Intelligent solutions are often the result of negotiations, not of court decisions.
Court proceedings consume time, money, and energy. Your time, money, and energy. Statistically, most employment disputes end in a settlement. So, it is great to know how to manage a dispute in a way that avoids unnecessary escalation. Even once a hearing has been scheduled, there is usually still enough time to arrange a settlement. This does not mean settling at any cost. But also, we will not fight in court just for the sake of being right.
LAWYERS DO LITIGATE. WE DO TOO.
BUT ONLY IF, AND AS LONG AS, IT SERVES YOUR INTERESTS.
We will of course litigate on your behalf when there is no other option. Our experience ranges from court representation in labour and civil courts of all instances, to collective bargaining and reconciliation board hearings in codetermination matters. Using our expertise, we help you avoid long and costly proceedings. One of our specialties in this regard is our effective process management. In the case of upcoming negotiations with unions and/or works councils, we provide you with a detailed schedule that defines each step and outlines necessary preparatory tasks. Thus, negotiations can run more smoothly, well-structured and tightly calculated.

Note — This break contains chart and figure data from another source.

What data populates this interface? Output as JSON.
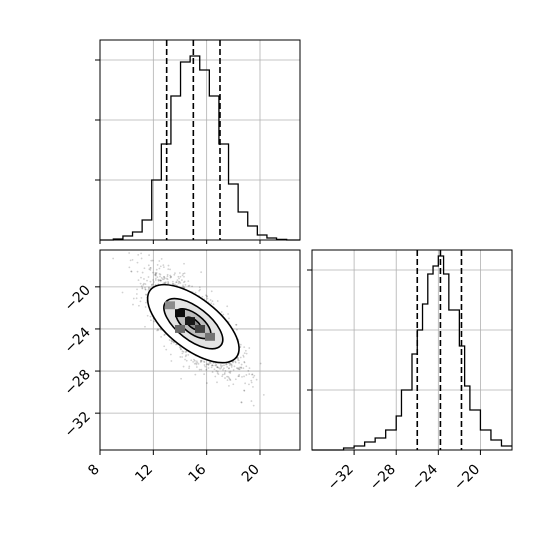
{
  "chart_data": [
    {
      "panel": "top-left",
      "type": "histogram",
      "variable": "x",
      "xlim": [
        8,
        23
      ],
      "ylim": [
        0,
        1
      ],
      "grid": true,
      "x_ticks": [
        8,
        12,
        16,
        20
      ],
      "bins": [
        {
          "x": 8.0,
          "y": 0.0
        },
        {
          "x": 9.0,
          "y": 0.005
        },
        {
          "x": 9.72,
          "y": 0.02
        },
        {
          "x": 10.44,
          "y": 0.04
        },
        {
          "x": 11.16,
          "y": 0.1
        },
        {
          "x": 11.88,
          "y": 0.3
        },
        {
          "x": 12.6,
          "y": 0.48
        },
        {
          "x": 13.32,
          "y": 0.72
        },
        {
          "x": 14.04,
          "y": 0.89
        },
        {
          "x": 14.76,
          "y": 0.92
        },
        {
          "x": 15.48,
          "y": 0.85
        },
        {
          "x": 16.2,
          "y": 0.72
        },
        {
          "x": 16.92,
          "y": 0.48
        },
        {
          "x": 17.64,
          "y": 0.28
        },
        {
          "x": 18.36,
          "y": 0.14
        },
        {
          "x": 19.08,
          "y": 0.07
        },
        {
          "x": 19.8,
          "y": 0.025
        },
        {
          "x": 20.52,
          "y": 0.01
        },
        {
          "x": 21.24,
          "y": 0.003
        },
        {
          "x": 22.0,
          "y": 0.0
        }
      ],
      "quantiles": [
        13.0,
        15.0,
        17.0
      ]
    },
    {
      "panel": "bottom-left",
      "type": "scatter-contour",
      "xlim": [
        8,
        23
      ],
      "ylim": [
        -35.5,
        -16.5
      ],
      "grid": true,
      "x_ticks": [
        8,
        12,
        16,
        20
      ],
      "y_ticks": [
        -20,
        -24,
        -28,
        -32
      ],
      "x_center": 15.0,
      "y_center": -23.5,
      "x_sd": 1.6,
      "y_sd": 2.2,
      "correlation": -0.72,
      "contour_levels": [
        2.1,
        1.35,
        0.8,
        0.35
      ],
      "density_cells": [
        {
          "x": 14.0,
          "y": -22.5,
          "shade": 0.95
        },
        {
          "x": 14.75,
          "y": -23.25,
          "shade": 0.9
        },
        {
          "x": 15.5,
          "y": -24.0,
          "shade": 0.75
        },
        {
          "x": 14.0,
          "y": -24.0,
          "shade": 0.6
        },
        {
          "x": 16.25,
          "y": -24.75,
          "shade": 0.55
        },
        {
          "x": 13.25,
          "y": -21.75,
          "shade": 0.45
        }
      ]
    },
    {
      "panel": "bottom-right",
      "type": "histogram",
      "variable": "y",
      "xlim": [
        -36,
        -17
      ],
      "ylim": [
        0,
        1
      ],
      "grid": true,
      "x_ticks": [
        -32,
        -28,
        -24,
        -20
      ],
      "bins": [
        {
          "x": -36.0,
          "y": 0.0
        },
        {
          "x": -33.0,
          "y": 0.01
        },
        {
          "x": -32.0,
          "y": 0.02
        },
        {
          "x": -31.0,
          "y": 0.04
        },
        {
          "x": -30.0,
          "y": 0.06
        },
        {
          "x": -29.0,
          "y": 0.1
        },
        {
          "x": -28.0,
          "y": 0.17
        },
        {
          "x": -27.5,
          "y": 0.3
        },
        {
          "x": -26.5,
          "y": 0.48
        },
        {
          "x": -26.0,
          "y": 0.6
        },
        {
          "x": -25.5,
          "y": 0.73
        },
        {
          "x": -25.0,
          "y": 0.88
        },
        {
          "x": -24.5,
          "y": 0.92
        },
        {
          "x": -24.0,
          "y": 0.97
        },
        {
          "x": -23.5,
          "y": 0.88
        },
        {
          "x": -23.0,
          "y": 0.7
        },
        {
          "x": -22.0,
          "y": 0.52
        },
        {
          "x": -21.5,
          "y": 0.32
        },
        {
          "x": -21.0,
          "y": 0.2
        },
        {
          "x": -20.0,
          "y": 0.1
        },
        {
          "x": -19.0,
          "y": 0.05
        },
        {
          "x": -18.0,
          "y": 0.02
        }
      ],
      "quantiles": [
        -26.0,
        -23.8,
        -21.8
      ]
    }
  ]
}
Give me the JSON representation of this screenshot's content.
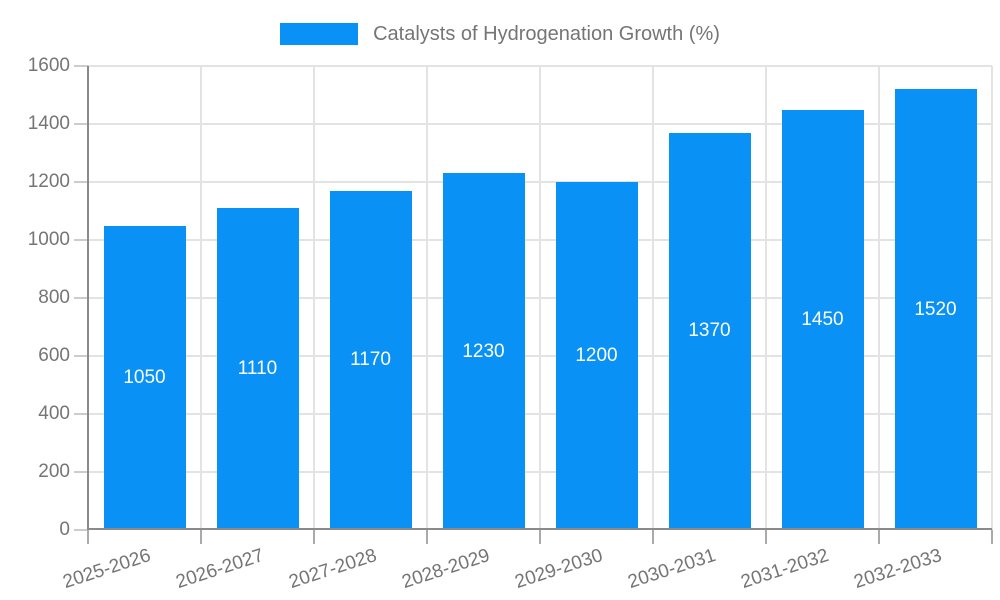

IT TAKES TWO TO START A DISPUTE, MANY MORE TO REACH A SETTLEMENT
In your daily dealings with works councils and unions compromise, a settlement is not a dirty word, rather an essential skill for business success. All parties involved need to cooperate and meet with each other frequently in order to develop a common interest in the growth of the company. Our longstanding experience, even in difficult situations, helps to create an environment in which cooperation, and not litigation, characterize the work environment. Of course we represent the employer´s interests, but we know that without creativity, flexibility and trust, that no fruitful cooperation can be achieved. We have a reputation for being pragmatic and steadfast – even among our opponents and judges.